Back to Journal
storefronten

SEO + i18n: canonical URLs on a multilingual Storefront

Per-locale URLs, locale-specific canonical, sitemap-per-locale, plus the 12,000-URL Google Search Console lesson on pagination.

The Netorigo Storefront typically serves three locales: Hungarian, English, Chinese. Search-engine indexing here is not trivial: HU-EN is fast, ZH is a different math entirely. Below is the canonical URL strategy, the hreflang config, plus the Google Search Console lesson that taught us about pagination canonicals.

Per-locale URL shapes

The URL structures do not share a path. The Hungarian product page is /termekek/asus-zenbook-14, the English /products/asus-zenbook-14, the Chinese /cn/products/asus-zenbook-14. Deliberate: Google treats slug localisation as a ranking signal (Hungarian "feltöltő" is not the same query as English "charger").

The Next.js dynamic route is /[locale]/[section]/[slug], where section translates from a per-locale dictionary ({ hu: 'termekek', en: 'products', zh: 'products' }). getStaticPaths produces the correct path directly — no runtime rewrite layer.

hreflang headers

Every HTML response's head carries the full locale table:

<link rel="alternate" hreflang="hu" href="https://example.com/termekek/asus-zenbook-14" />
<link rel="alternate" hreflang="en" href="https://example.com/products/asus-zenbook-14" />
<link rel="alternate" hreflang="zh" href="https://example.com/cn/products/asus-zenbook-14" />
<link rel="alternate" hreflang="x-default" href="https://example.com/products/asus-zenbook-14" />

x-default is EN — Google falls back to it when the visitor's language is undecidable. Some Hungarian partners want HU as the default, but Google policy says x-default should mark a world-default, not a region-default.

The canonical rule

The <link rel="canonical"> is ALWAYS LOCALE-SPECIFIC. The HU page's canonical is the HU URL, not the EN URL. Plenty of SEO guides find this controversial — many recommend that secondary-locale pages point their canonical at the primary (EN) URL to consolidate link equity.

We DO NOT do that. The arguments:

  1. The Hungarian product page has Hungarian content, for a Hungarian visitor, for a Hungarian conversion. Why would we ask Google to index the English URL instead?
  2. hreflang already says these are equivalent translations. Overriding canonical is redundant and occasionally harmful.
  3. Google's own "International and multilingual sites" documentation recommends exactly this: locale-specific canonical, hreflang-clustered.

Sitemap per locale

Three XML sitemaps: /sitemap-hu.xml, /sitemap-en.xml, /sitemap-zh.xml. A /sitemap.xml index ties them together. Google can discover the full URL set without parsing an 80,000-URL combined sitemap (Google limit is 50,000 URLs per sitemap).

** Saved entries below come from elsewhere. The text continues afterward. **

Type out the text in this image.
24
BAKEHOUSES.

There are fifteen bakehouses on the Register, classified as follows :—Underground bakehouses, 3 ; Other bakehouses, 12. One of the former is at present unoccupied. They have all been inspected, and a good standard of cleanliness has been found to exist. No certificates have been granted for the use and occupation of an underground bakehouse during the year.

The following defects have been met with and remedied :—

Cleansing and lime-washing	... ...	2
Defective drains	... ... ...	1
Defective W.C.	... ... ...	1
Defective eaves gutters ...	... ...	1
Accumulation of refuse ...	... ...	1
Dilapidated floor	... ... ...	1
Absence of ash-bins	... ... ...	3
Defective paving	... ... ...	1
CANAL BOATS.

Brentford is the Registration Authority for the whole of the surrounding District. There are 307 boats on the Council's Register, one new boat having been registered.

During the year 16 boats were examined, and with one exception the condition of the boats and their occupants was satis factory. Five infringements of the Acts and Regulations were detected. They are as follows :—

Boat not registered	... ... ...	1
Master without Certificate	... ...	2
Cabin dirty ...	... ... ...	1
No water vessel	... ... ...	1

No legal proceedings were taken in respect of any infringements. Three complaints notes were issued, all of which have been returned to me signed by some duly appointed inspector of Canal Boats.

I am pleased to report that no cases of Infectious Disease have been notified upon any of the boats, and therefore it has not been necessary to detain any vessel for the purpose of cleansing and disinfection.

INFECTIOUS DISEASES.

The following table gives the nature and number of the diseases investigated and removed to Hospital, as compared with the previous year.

The Google Search Console lesson

May 2025: a Search Console report flagged "Duplicate, Google chose different canonical" on ~12,000 URLs. The cause: paginated PLPs (e.g., /products?page=2) used a self-canonical (?page=2), not the base (/products). That is NOT a violation of the canonical rule — but Google's own heuristic often elevates ?page=1 as the true canonical, so pages ?page=2..N effectively lose their indexed identity to the base.

Two options:

  1. All self-canonical: what we did, but it cost us roughly 8,000 of the 12,000.
  2. All base canonical: every ?page=N canonicalises to ?page=1. Some teams do this, but then the products on page N can disappear from search.

We picked option 1 over option 2 because the category-level search targets PLPs anyway; the per-page indexed surfaces are redundant.

The ZH case and what we deferred

The Chinese locale is a different math entirely: currency (CNY), address format (with provinces), payment methods (Alipay, WeChat Pay — neither is Stripe-native). We scoped it late 2025 and deferred the full build. ZH PLPs are indexed (organic SEO is fine), but transactions aren't enabled — the cart shows a "coming soon" label on the buy button because the partner SealedSecrets weren't worth procuring without proof of arbitrage.

The lesson: the SEO surface lives BELOW the physical locale stack, meaning search ranking doesn't presume a full commerce stack underneath. Only the UX gave it away, because the buy button degraded to a placeholder label.